RE Module Performance

Thu Jul 25 01:58:34 EDT 2013

On Thu, Jul 25, 2013 at 3:49 PM, Serhiy Storchaka <storchaka at gmail.com> wrote:
> 24.07.13 21:15, Chris Angelico написав(ла):
>
>> To my mind, exposing UTF-16
>> surrogates to the application is a bug to be fixed, not a feature to
>> be maintained.
>
>
> Python 3 uses code points from U+DC80 to U+DCFF (which are in surrogates
> area) to represent undecodable bytes with surrogateescape error handler.

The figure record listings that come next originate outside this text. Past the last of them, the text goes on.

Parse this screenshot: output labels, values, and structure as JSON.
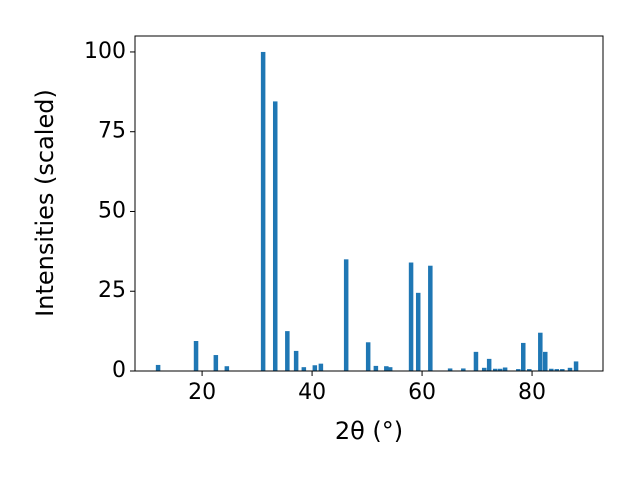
{
  "chart_data": {
    "type": "bar",
    "xlabel": "2θ (°)",
    "ylabel": "Intensities (scaled)",
    "x": [
      12.0,
      18.9,
      22.5,
      24.5,
      31.1,
      33.3,
      35.5,
      37.1,
      38.5,
      40.5,
      41.6,
      46.2,
      50.2,
      51.6,
      53.5,
      54.2,
      58.0,
      59.3,
      61.5,
      65.1,
      67.5,
      69.8,
      71.3,
      72.2,
      73.3,
      74.2,
      75.1,
      77.5,
      78.4,
      79.5,
      81.5,
      82.4,
      83.5,
      84.5,
      85.5,
      86.9,
      88.0
    ],
    "values": [
      1.9,
      9.4,
      5,
      1.5,
      100,
      84.5,
      12.5,
      6.3,
      1.2,
      1.8,
      2.3,
      35,
      9,
      1.6,
      1.5,
      1.2,
      34,
      24.5,
      33,
      0.8,
      0.8,
      6,
      1,
      3.8,
      0.7,
      0.7,
      1.1,
      0.6,
      8.8,
      0.6,
      12,
      6,
      0.7,
      0.6,
      0.6,
      1,
      3
    ],
    "color": "#1f77b4",
    "xlim": [
      7.8,
      92.9
    ],
    "xticks": [
      20,
      40,
      60,
      80
    ],
    "ylim": [
      0,
      105
    ],
    "yticks": [
      0,
      25,
      50,
      75,
      100
    ]
  }
}
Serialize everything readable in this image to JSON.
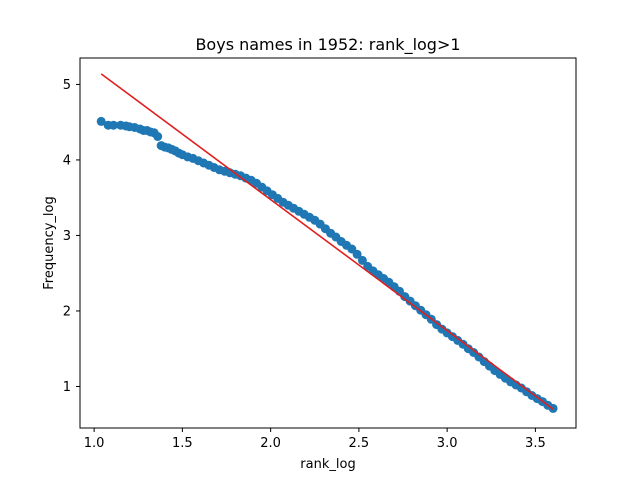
{
  "chart_data": {
    "type": "scatter",
    "title": "Boys names in 1952: rank_log>1",
    "xlabel": "rank_log",
    "ylabel": "Frequency_log",
    "xlim": [
      0.92,
      3.73
    ],
    "ylim": [
      0.45,
      5.35
    ],
    "xticks": [
      1.0,
      1.5,
      2.0,
      2.5,
      3.0,
      3.5
    ],
    "xtick_labels": [
      "1.0",
      "1.5",
      "2.0",
      "2.5",
      "3.0",
      "3.5"
    ],
    "yticks": [
      1,
      2,
      3,
      4,
      5
    ],
    "ytick_labels": [
      "1",
      "2",
      "3",
      "4",
      "5"
    ],
    "grid": false,
    "colors": {
      "points": "#1f77b4",
      "fit_line": "#e02020"
    },
    "series": [
      {
        "values": [
          [
            1.04,
            4.51
          ],
          [
            1.08,
            4.46
          ],
          [
            1.11,
            4.46
          ],
          [
            1.15,
            4.46
          ],
          [
            1.18,
            4.45
          ],
          [
            1.2,
            4.44
          ],
          [
            1.23,
            4.43
          ],
          [
            1.26,
            4.41
          ],
          [
            1.28,
            4.39
          ],
          [
            1.3,
            4.39
          ],
          [
            1.32,
            4.37
          ],
          [
            1.34,
            4.36
          ],
          [
            1.36,
            4.31
          ],
          [
            1.38,
            4.19
          ],
          [
            1.4,
            4.17
          ],
          [
            1.42,
            4.16
          ],
          [
            1.44,
            4.14
          ],
          [
            1.46,
            4.12
          ],
          [
            1.48,
            4.09
          ],
          [
            1.5,
            4.07
          ],
          [
            1.53,
            4.04
          ],
          [
            1.56,
            4.02
          ],
          [
            1.59,
            3.99
          ],
          [
            1.62,
            3.96
          ],
          [
            1.65,
            3.93
          ],
          [
            1.68,
            3.9
          ],
          [
            1.71,
            3.87
          ],
          [
            1.74,
            3.85
          ],
          [
            1.77,
            3.83
          ],
          [
            1.8,
            3.81
          ],
          [
            1.83,
            3.79
          ],
          [
            1.86,
            3.76
          ],
          [
            1.89,
            3.73
          ],
          [
            1.92,
            3.69
          ],
          [
            1.95,
            3.64
          ],
          [
            1.98,
            3.59
          ],
          [
            2.01,
            3.54
          ],
          [
            2.04,
            3.49
          ],
          [
            2.07,
            3.44
          ],
          [
            2.1,
            3.4
          ],
          [
            2.13,
            3.36
          ],
          [
            2.16,
            3.32
          ],
          [
            2.19,
            3.28
          ],
          [
            2.22,
            3.24
          ],
          [
            2.25,
            3.2
          ],
          [
            2.28,
            3.15
          ],
          [
            2.31,
            3.09
          ],
          [
            2.34,
            3.03
          ],
          [
            2.37,
            2.98
          ],
          [
            2.4,
            2.92
          ],
          [
            2.43,
            2.87
          ],
          [
            2.46,
            2.82
          ],
          [
            2.49,
            2.75
          ],
          [
            2.52,
            2.67
          ],
          [
            2.55,
            2.59
          ],
          [
            2.58,
            2.53
          ],
          [
            2.61,
            2.48
          ],
          [
            2.64,
            2.43
          ],
          [
            2.67,
            2.38
          ],
          [
            2.7,
            2.32
          ],
          [
            2.73,
            2.26
          ],
          [
            2.76,
            2.19
          ],
          [
            2.79,
            2.13
          ],
          [
            2.82,
            2.07
          ],
          [
            2.85,
            2.01
          ],
          [
            2.88,
            1.95
          ],
          [
            2.91,
            1.89
          ],
          [
            2.94,
            1.82
          ],
          [
            2.97,
            1.76
          ],
          [
            3.0,
            1.71
          ],
          [
            3.03,
            1.66
          ],
          [
            3.06,
            1.61
          ],
          [
            3.09,
            1.56
          ],
          [
            3.12,
            1.5
          ],
          [
            3.15,
            1.45
          ],
          [
            3.18,
            1.39
          ],
          [
            3.21,
            1.33
          ],
          [
            3.24,
            1.27
          ],
          [
            3.27,
            1.21
          ],
          [
            3.3,
            1.16
          ],
          [
            3.33,
            1.11
          ],
          [
            3.36,
            1.06
          ],
          [
            3.39,
            1.02
          ],
          [
            3.42,
            0.98
          ],
          [
            3.45,
            0.93
          ],
          [
            3.48,
            0.88
          ],
          [
            3.51,
            0.84
          ],
          [
            3.54,
            0.8
          ],
          [
            3.57,
            0.75
          ],
          [
            3.6,
            0.71
          ]
        ]
      }
    ],
    "fit_line": {
      "x": [
        1.04,
        3.6
      ],
      "y": [
        5.14,
        0.7
      ]
    }
  }
}
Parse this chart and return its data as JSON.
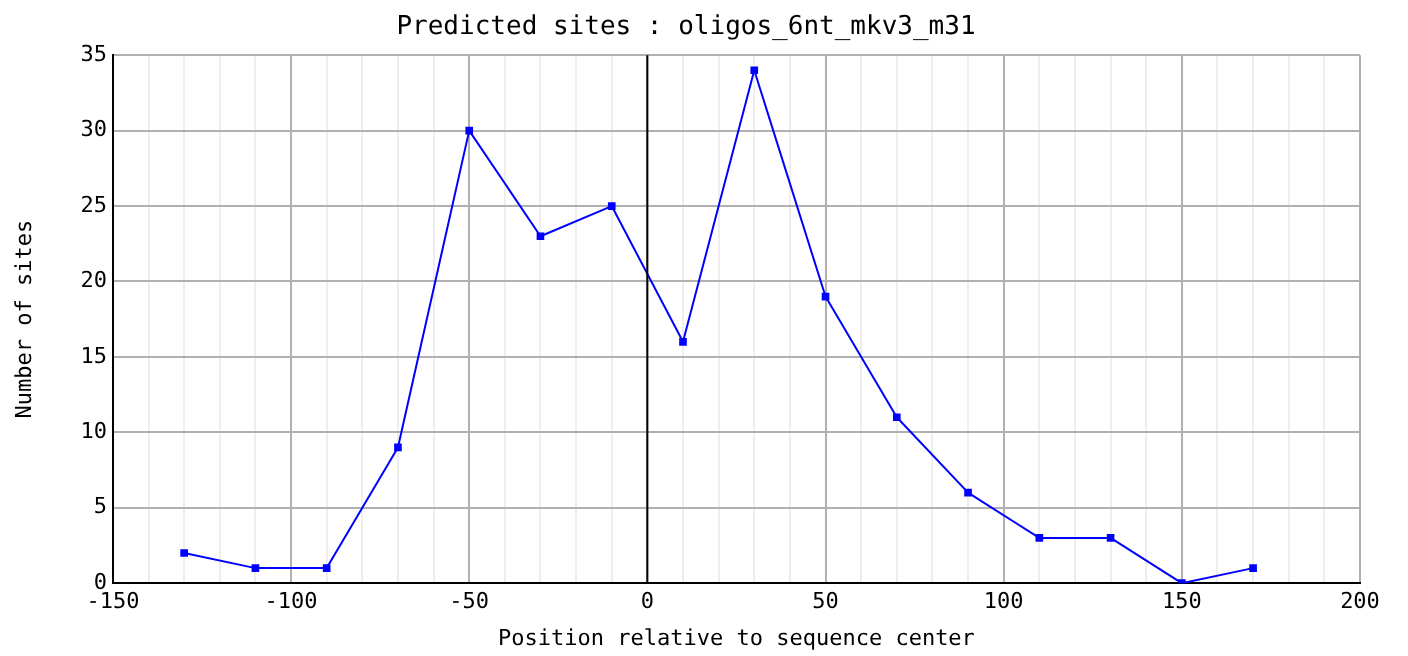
{
  "chart_data": {
    "type": "line",
    "title": "Predicted sites : oligos_6nt_mkv3_m31",
    "xlabel": "Position relative to sequence center",
    "ylabel": "Number of sites",
    "x": [
      -130,
      -110,
      -90,
      -70,
      -50,
      -30,
      -10,
      10,
      30,
      50,
      70,
      90,
      110,
      130,
      150,
      170
    ],
    "series": [
      {
        "color": "#0000ff",
        "values": [
          2,
          1,
          1,
          9,
          30,
          23,
          25,
          16,
          34,
          19,
          11,
          6,
          3,
          3,
          0,
          1
        ]
      }
    ],
    "xlim": [
      -150,
      200
    ],
    "xticks": [
      -150,
      {
        "value": -140,
        "label": null
      },
      {
        "value": -130,
        "label": null
      },
      {
        "value": -120,
        "label": null
      },
      {
        "value": -110,
        "label": null
      },
      -100,
      {
        "value": -90,
        "label": null
      },
      {
        "value": -80,
        "label": null
      },
      {
        "value": -70,
        "label": null
      },
      {
        "value": -60,
        "label": null
      },
      -50,
      {
        "value": -40,
        "label": null
      },
      {
        "value": -30,
        "label": null
      },
      {
        "value": -20,
        "label": null
      },
      {
        "value": -10,
        "label": null
      },
      0,
      {
        "value": 10,
        "label": null
      },
      {
        "value": 20,
        "label": null
      },
      {
        "value": 30,
        "label": null
      },
      {
        "value": 40,
        "label": null
      },
      50,
      {
        "value": 60,
        "label": null
      },
      {
        "value": 70,
        "label": null
      },
      {
        "value": 80,
        "label": null
      },
      {
        "value": 90,
        "label": null
      },
      100,
      {
        "value": 110,
        "label": null
      },
      {
        "value": 120,
        "label": null
      },
      {
        "value": 130,
        "label": null
      },
      {
        "value": 140,
        "label": null
      },
      150,
      {
        "value": 160,
        "label": null
      },
      {
        "value": 170,
        "label": null
      },
      {
        "value": 180,
        "label": null
      },
      {
        "value": 190,
        "label": null
      },
      200
    ],
    "ylim": [
      0,
      35
    ],
    "yticks": [
      0,
      5,
      10,
      15,
      20,
      25,
      30,
      35
    ],
    "ref_lines": [
      {
        "axis": "x",
        "value": 0,
        "color": "#000000"
      }
    ],
    "grid": true,
    "legend": false,
    "marker": "square",
    "line_style": "solid"
  }
}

That's a deliberate and conscious use of the codepoints; that's not
what I'm talking about here. Suppose you read a UTF-8 stream of bytes
from a file, and decode them into your language's standard string
type. At this point, you should be working with a string of Unicode
codepoints:

"\22\341\210\264\360\222\215\205"

-->

"\x12\u1234\U00012345"

The incoming byte stream has a length of 8, the resulting character
stream has a length of 3. Now, if the language wants to use UTF-16
internally, it's free to do so:

0012 1234 d808 df45

When I referred to exposing surrogates to the application, this is
what I'm talking about. If decoding the above byte stream results in a
length 4 string where the last two are \xd808 and \xdf45, then it's
exposing them. If it's a length 3 string where the last is \U00012345,
then it's hiding them. To be honest, I don't imagine I'll ever see a
language that stores strings in UTF-16 and then exposes them to the
application as UTF-32; there's very little point. But such *is*
possible, and if it's working closely with libraries that demand
UTF-16, it might well make sense to do things that way.

ChrisA